Originaire de la Jamaïque, Davin découvre les Philippines pour la première fois il y a dix ans où il est envoyé comme missionnaire médical. Dans ce pays de plus de 6000 îles, il saisit l’importance majeure du transport aérien dans l’assistance aux populations locales. “Avec toutes ces îles et provinces séparées par la mer et le relief, beaucoup d’habitants sont isolés. Il leur faut prendre le bateau, le bus et voyager parfois pendant deux jours pour atteindre l’hôpital le plus proche. J’ai réalisé qu’avec un avion je pourrais aider beaucoup plus de gens.” Il décide alors de passer son permis de pilote. Il part suivre une formation à San Diego et, sept ans après ses premières démarches, il obtient enfin sa licence et devient pilote missionnaire auprès de l’organisation Philippine Adventist Medical Aviation Services.

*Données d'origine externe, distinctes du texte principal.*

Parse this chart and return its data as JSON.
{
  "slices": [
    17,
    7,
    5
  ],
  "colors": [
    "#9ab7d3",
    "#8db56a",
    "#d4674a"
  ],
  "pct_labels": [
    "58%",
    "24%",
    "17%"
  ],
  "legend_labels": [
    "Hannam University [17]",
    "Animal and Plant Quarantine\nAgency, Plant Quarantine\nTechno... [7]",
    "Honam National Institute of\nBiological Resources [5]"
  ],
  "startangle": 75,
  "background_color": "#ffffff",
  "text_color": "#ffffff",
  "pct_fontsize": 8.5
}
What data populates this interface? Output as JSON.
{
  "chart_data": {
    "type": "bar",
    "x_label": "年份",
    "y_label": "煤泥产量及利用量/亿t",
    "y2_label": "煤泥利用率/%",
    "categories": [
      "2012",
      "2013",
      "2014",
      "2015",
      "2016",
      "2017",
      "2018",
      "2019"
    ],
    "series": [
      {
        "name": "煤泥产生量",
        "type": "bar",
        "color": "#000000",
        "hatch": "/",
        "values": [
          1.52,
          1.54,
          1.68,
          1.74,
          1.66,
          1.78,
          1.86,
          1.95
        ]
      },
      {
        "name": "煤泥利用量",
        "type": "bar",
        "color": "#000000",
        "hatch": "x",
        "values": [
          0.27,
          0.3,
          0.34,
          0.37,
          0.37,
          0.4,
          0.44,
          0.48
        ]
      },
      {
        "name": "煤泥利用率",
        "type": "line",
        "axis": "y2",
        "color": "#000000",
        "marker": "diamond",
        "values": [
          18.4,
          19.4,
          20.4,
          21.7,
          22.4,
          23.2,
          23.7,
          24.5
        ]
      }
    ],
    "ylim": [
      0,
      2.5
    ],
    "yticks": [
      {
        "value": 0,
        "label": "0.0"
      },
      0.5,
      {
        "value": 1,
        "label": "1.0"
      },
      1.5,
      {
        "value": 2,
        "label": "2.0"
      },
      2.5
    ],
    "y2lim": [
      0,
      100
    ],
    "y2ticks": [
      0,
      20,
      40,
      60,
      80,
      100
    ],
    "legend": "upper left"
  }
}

À bord, les patients sont souvent en souffrance. Et pour certains, s’ ajoute la peur générée par l’altitude et les remous du petit appareil. Alors pour leur changer les idées, Davin dirige leur attention vers la beauté du paysage, et engage la conversation. “J’arrive même à faire parler les plus nerveux, sourit-il. Ce sont toujours des conversations d’une grande richesse. Quand je voyage avec des médecins, ils me parlent de leurs conditions de travail, dans des coins reculés et avec peu de moyens. Quand ce sont des enfants, je leur propose de s’asseoir à côté de moi à l’avant et je leur fais tenir les commandes. C’est le meilleur antidouleur.”

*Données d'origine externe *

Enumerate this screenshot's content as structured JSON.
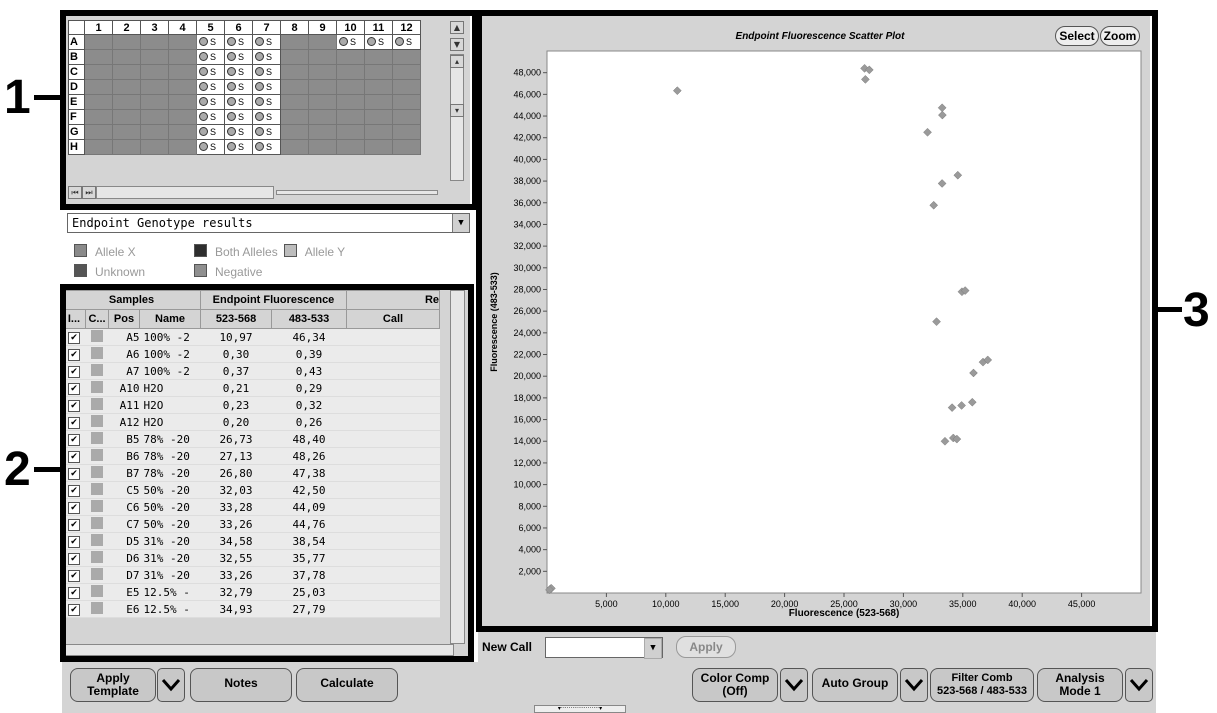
{
  "callouts": [
    "1",
    "2",
    "3"
  ],
  "plate": {
    "columns": [
      "",
      "1",
      "2",
      "3",
      "4",
      "5",
      "6",
      "7",
      "8",
      "9",
      "10",
      "11",
      "12"
    ],
    "rows": [
      "A",
      "B",
      "C",
      "D",
      "E",
      "F",
      "G",
      "H"
    ],
    "sample_label": "S"
  },
  "view_select": {
    "value": "Endpoint Genotype results"
  },
  "legend": {
    "allele_x": "Allele X",
    "both": "Both Alleles",
    "allele_y": "Allele Y",
    "unknown": "Unknown",
    "negative": "Negative"
  },
  "colors": {
    "allele_x": "#8a8a8a",
    "both": "#2e2e2e",
    "allele_y": "#bdbdbd",
    "unknown": "#555555",
    "negative": "#8f8f8f"
  },
  "table": {
    "group_headers": [
      "Samples",
      "Endpoint Fluorescence",
      "Re"
    ],
    "columns": [
      "I...",
      "C...",
      "Pos",
      "Name",
      "523-568",
      "483-533",
      "Call"
    ],
    "rows": [
      {
        "pos": "A5",
        "name": "100% -2",
        "f1": "10,97",
        "f2": "46,34"
      },
      {
        "pos": "A6",
        "name": "100% -2",
        "f1": "0,30",
        "f2": "0,39"
      },
      {
        "pos": "A7",
        "name": "100% -2",
        "f1": "0,37",
        "f2": "0,43"
      },
      {
        "pos": "A10",
        "name": "H2O",
        "f1": "0,21",
        "f2": "0,29"
      },
      {
        "pos": "A11",
        "name": "H2O",
        "f1": "0,23",
        "f2": "0,32"
      },
      {
        "pos": "A12",
        "name": "H2O",
        "f1": "0,20",
        "f2": "0,26"
      },
      {
        "pos": "B5",
        "name": "78% -20",
        "f1": "26,73",
        "f2": "48,40"
      },
      {
        "pos": "B6",
        "name": "78% -20",
        "f1": "27,13",
        "f2": "48,26"
      },
      {
        "pos": "B7",
        "name": "78% -20",
        "f1": "26,80",
        "f2": "47,38"
      },
      {
        "pos": "C5",
        "name": "50% -20",
        "f1": "32,03",
        "f2": "42,50"
      },
      {
        "pos": "C6",
        "name": "50% -20",
        "f1": "33,28",
        "f2": "44,09"
      },
      {
        "pos": "C7",
        "name": "50% -20",
        "f1": "33,26",
        "f2": "44,76"
      },
      {
        "pos": "D5",
        "name": "31% -20",
        "f1": "34,58",
        "f2": "38,54"
      },
      {
        "pos": "D6",
        "name": "31% -20",
        "f1": "32,55",
        "f2": "35,77"
      },
      {
        "pos": "D7",
        "name": "31% -20",
        "f1": "33,26",
        "f2": "37,78"
      },
      {
        "pos": "E5",
        "name": "12.5% -",
        "f1": "32,79",
        "f2": "25,03"
      },
      {
        "pos": "E6",
        "name": "12.5% -",
        "f1": "34,93",
        "f2": "27,79"
      }
    ]
  },
  "plot": {
    "title": "Endpoint Fluorescence Scatter Plot",
    "select_label": "Select",
    "zoom_label": "Zoom"
  },
  "chart_data": {
    "type": "scatter",
    "title": "Endpoint Fluorescence Scatter Plot",
    "xlabel": "Fluorescence (523-568)",
    "ylabel": "Fluorescence (483-533)",
    "xlim": [
      0,
      50000
    ],
    "ylim": [
      0,
      50000
    ],
    "xticks": [
      5000,
      10000,
      15000,
      20000,
      25000,
      30000,
      35000,
      40000,
      45000
    ],
    "xtick_labels": [
      "5,000",
      "10,000",
      "15,000",
      "20,000",
      "25,000",
      "30,000",
      "35,000",
      "40,000",
      "45,000"
    ],
    "yticks": [
      2000,
      4000,
      6000,
      8000,
      10000,
      12000,
      14000,
      16000,
      18000,
      20000,
      22000,
      24000,
      26000,
      28000,
      30000,
      32000,
      34000,
      36000,
      38000,
      40000,
      42000,
      44000,
      46000,
      48000
    ],
    "ytick_labels": [
      "2,000",
      "4,000",
      "6,000",
      "8,000",
      "10,000",
      "12,000",
      "14,000",
      "16,000",
      "18,000",
      "20,000",
      "22,000",
      "24,000",
      "26,000",
      "28,000",
      "30,000",
      "32,000",
      "34,000",
      "36,000",
      "38,000",
      "40,000",
      "42,000",
      "44,000",
      "46,000",
      "48,000"
    ],
    "grid": false,
    "points": [
      {
        "x": 300,
        "y": 400
      },
      {
        "x": 370,
        "y": 430
      },
      {
        "x": 210,
        "y": 290
      },
      {
        "x": 10970,
        "y": 46340
      },
      {
        "x": 26730,
        "y": 48400
      },
      {
        "x": 27130,
        "y": 48260
      },
      {
        "x": 26800,
        "y": 47380
      },
      {
        "x": 32030,
        "y": 42500
      },
      {
        "x": 33280,
        "y": 44090
      },
      {
        "x": 33260,
        "y": 44760
      },
      {
        "x": 34580,
        "y": 38540
      },
      {
        "x": 32550,
        "y": 35770
      },
      {
        "x": 33260,
        "y": 37780
      },
      {
        "x": 32790,
        "y": 25030
      },
      {
        "x": 34930,
        "y": 27790
      },
      {
        "x": 35200,
        "y": 27900
      },
      {
        "x": 36700,
        "y": 21300
      },
      {
        "x": 37100,
        "y": 21500
      },
      {
        "x": 35900,
        "y": 20300
      },
      {
        "x": 34100,
        "y": 17100
      },
      {
        "x": 34900,
        "y": 17300
      },
      {
        "x": 35800,
        "y": 17600
      },
      {
        "x": 33500,
        "y": 14000
      },
      {
        "x": 34200,
        "y": 14300
      },
      {
        "x": 34500,
        "y": 14200
      }
    ]
  },
  "new_call": {
    "label": "New Call",
    "value": "",
    "apply_label": "Apply"
  },
  "buttons": {
    "apply_template_1": "Apply",
    "apply_template_2": "Template",
    "notes": "Notes",
    "calculate": "Calculate",
    "color_comp_1": "Color Comp",
    "color_comp_2": "(Off)",
    "auto_group": "Auto Group",
    "filter_comb_1": "Filter Comb",
    "filter_comb_2": "523-568 / 483-533",
    "analysis_mode_1": "Analysis",
    "analysis_mode_2": "Mode 1"
  }
}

Avec environ 550 heures de vol à son actif, Davin passe beaucoup de temps dans les airs. À la question de savoir ce qui lui traverse l’esprit quand il traverse seul les nuages, il dit repenser souvent à son parcours, à son enfance. “J’ai ces moments d’émerveillement où je réalise que je suis en train de piloter un avion, et j’ai du mal à y croire. Moi qui ai grandi dans la pauvreté, je fais ce que les gens riches font : voler.”

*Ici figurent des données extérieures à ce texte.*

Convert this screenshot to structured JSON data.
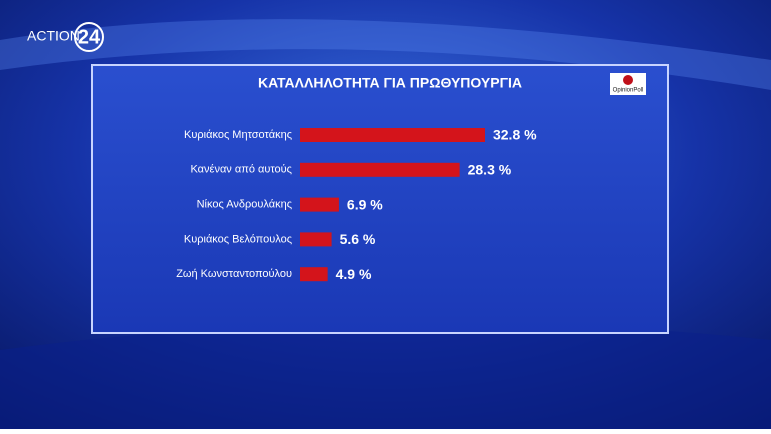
{
  "chart_data": {
    "type": "bar",
    "orientation": "horizontal",
    "title": "ΚΑΤΑΛΛΗΛΟΤΗΤΑ ΓΙΑ ΠΡΩΘΥΠΟΥΡΓΙΑ",
    "categories": [
      "Κυριάκος Μητσοτάκης",
      "Κανέναν από αυτούς",
      "Νίκος Ανδρουλάκης",
      "Κυριάκος Βελόπουλος",
      "Ζωή Κωνσταντοπούλου"
    ],
    "values": [
      32.8,
      28.3,
      6.9,
      5.6,
      4.9
    ],
    "value_labels": [
      "32.8 %",
      "28.3 %",
      "6.9 %",
      "5.6 %",
      "4.9 %"
    ],
    "color": "#d4141b"
  },
  "channel_logo": {
    "text": "ACTION",
    "number": "24"
  },
  "source_logo": "OpinionPoll"
}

Davin a été élevé dans un milieu défavorisé par une mère adolescente célibataire. Alors chacune de ses missions le touche personnellement. “Je peux facilement m’identifier aux gens auxquels je viens en aide. Leurs histoires me rappellent souvent d’où je viens. Mais malgré ses difficultés, ma mère a toujours été la première à aider les autres. C’est ce qui m’inspire.” De son propre aveu, il n’aime pas particulièrement voyager seul. Il préfère prendre les commandes quand il sait qu’il va être utile.
Davin peut être appelé à n’importe quel moment. C’est une occupation à plein temps, mais il le fait bénévolement. Un accord passé avec sa femme. Professeure de piano, c’est elle qui assure leurs revenus. Davin espère aujourd’hui lever suffisamment d’argent pour acquérir son propre avion ainsi qu’une petite base. Il pourrait alors faire appel à d’autres pilotes et secourir encore plus de personnes.